Lo sacó por tercera vez fuera del agua y lo dejó a la orilla del mar.
Apenas se encontró Simeón fuera del agua, se puso de rodillas, y con
grandísimo fervor rogó así:
–¡Dios mío, tened piedad de mí! Haced que salga el Sol.
No había tenido tiempo de decirlo, cuando el Sol se mostró en todo su
esplendor, iluminando el mundo con sus rayos.

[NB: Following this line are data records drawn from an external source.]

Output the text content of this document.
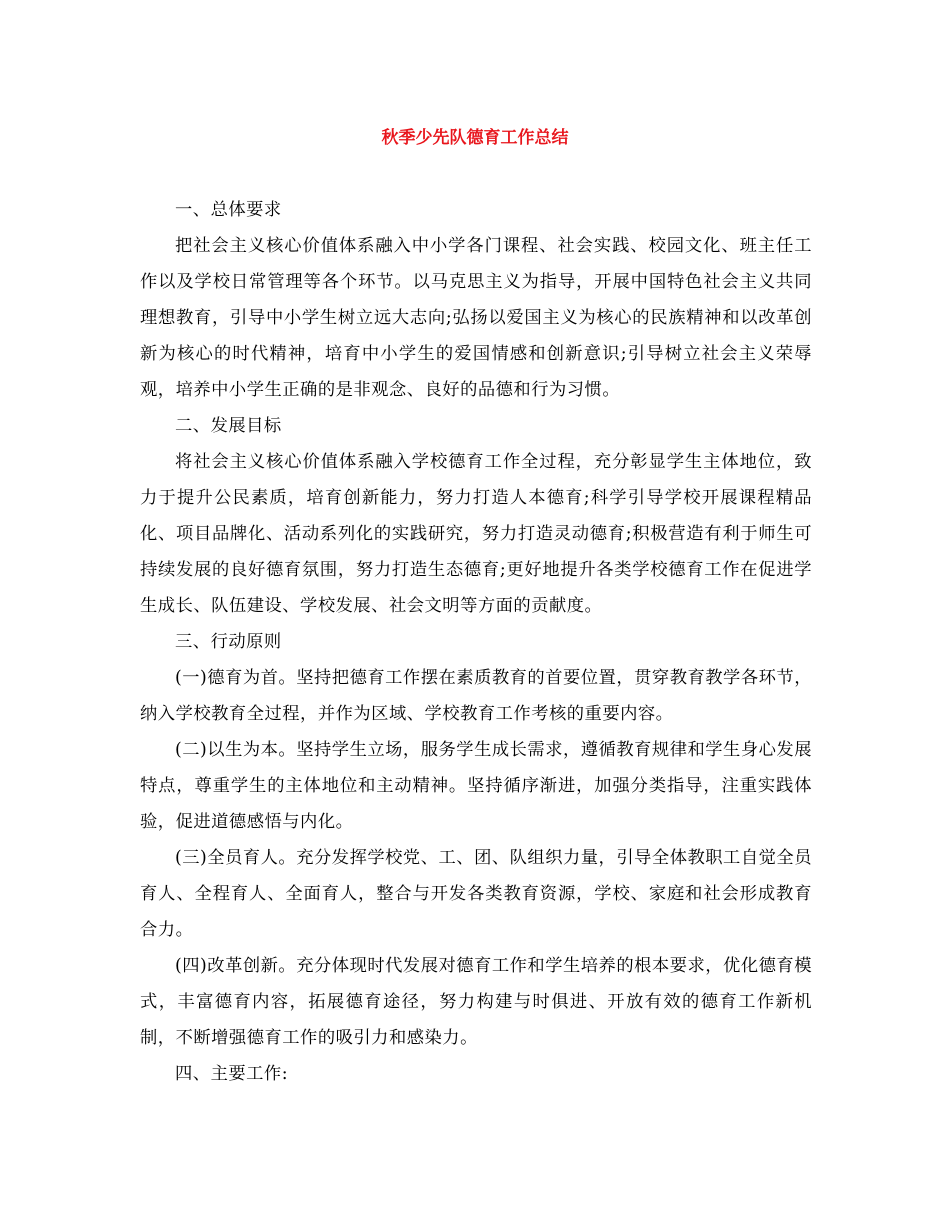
秋季少先队德育工作总结

一、总体要求

把社会主义核心价值体系融入中小学各门课程、社会实践、校园文化、班主任工作以及学校日常管理等各个环节。以马克思主义为指导，开展中国特色社会主义共同理想教育，引导中小学生树立远大志向;弘扬以爱国主义为核心的民族精神和以改革创新为核心的时代精神，培育中小学生的爱国情感和创新意识;引导树立社会主义荣辱观，培养中小学生正确的是非观念、良好的品德和行为习惯。

二、发展目标

将社会主义核心价值体系融入学校德育工作全过程，充分彰显学生主体地位，致力于提升公民素质，培育创新能力，努力打造人本德育;科学引导学校开展课程精品化、项目品牌化、活动系列化的实践研究，努力打造灵动德育;积极营造有利于师生可持续发展的良好德育氛围，努力打造生态德育;更好地提升各类学校德育工作在促进学生成长、队伍建设、学校发展、社会文明等方面的贡献度。

三、行动原则

(一)德育为首。坚持把德育工作摆在素质教育的首要位置，贯穿教育教学各环节，纳入学校教育全过程，并作为区域、学校教育工作考核的重要内容。

(二)以生为本。坚持学生立场，服务学生成长需求，遵循教育规律和学生身心发展特点，尊重学生的主体地位和主动精神。坚持循序渐进，加强分类指导，注重实践体验，促进道德感悟与内化。

(三)全员育人。充分发挥学校党、工、团、队组织力量，引导全体教职工自觉全员育人、全程育人、全面育人，整合与开发各类教育资源，学校、家庭和社会形成教育合力。

(四)改革创新。充分体现时代发展对德育工作和学生培养的根本要求，优化德育模式，丰富德育内容，拓展德育途径，努力构建与时俱进、开放有效的德育工作新机制，不断增强德育工作的吸引力和感染力。

四、主要工作:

Esta vez el zar del Mar tuvo miedo
a la luz del día y no se atrevió a salir a coger a Simeón, el cual se vio libre.
Se puso en camino hacia su reino, transformándose primero en ciervo,
después en liebre, y finalmente en un pajarito, y en poco tiempo llegó al palacio del
zar.
En los tres años que habían pasado, el zar llegó con su ejército a la capital de
su reino e hizo los preparativos para la boda de su hija con el general embustero
que dijo ser quien había llevado al campamento la espada y el escudo imperiales.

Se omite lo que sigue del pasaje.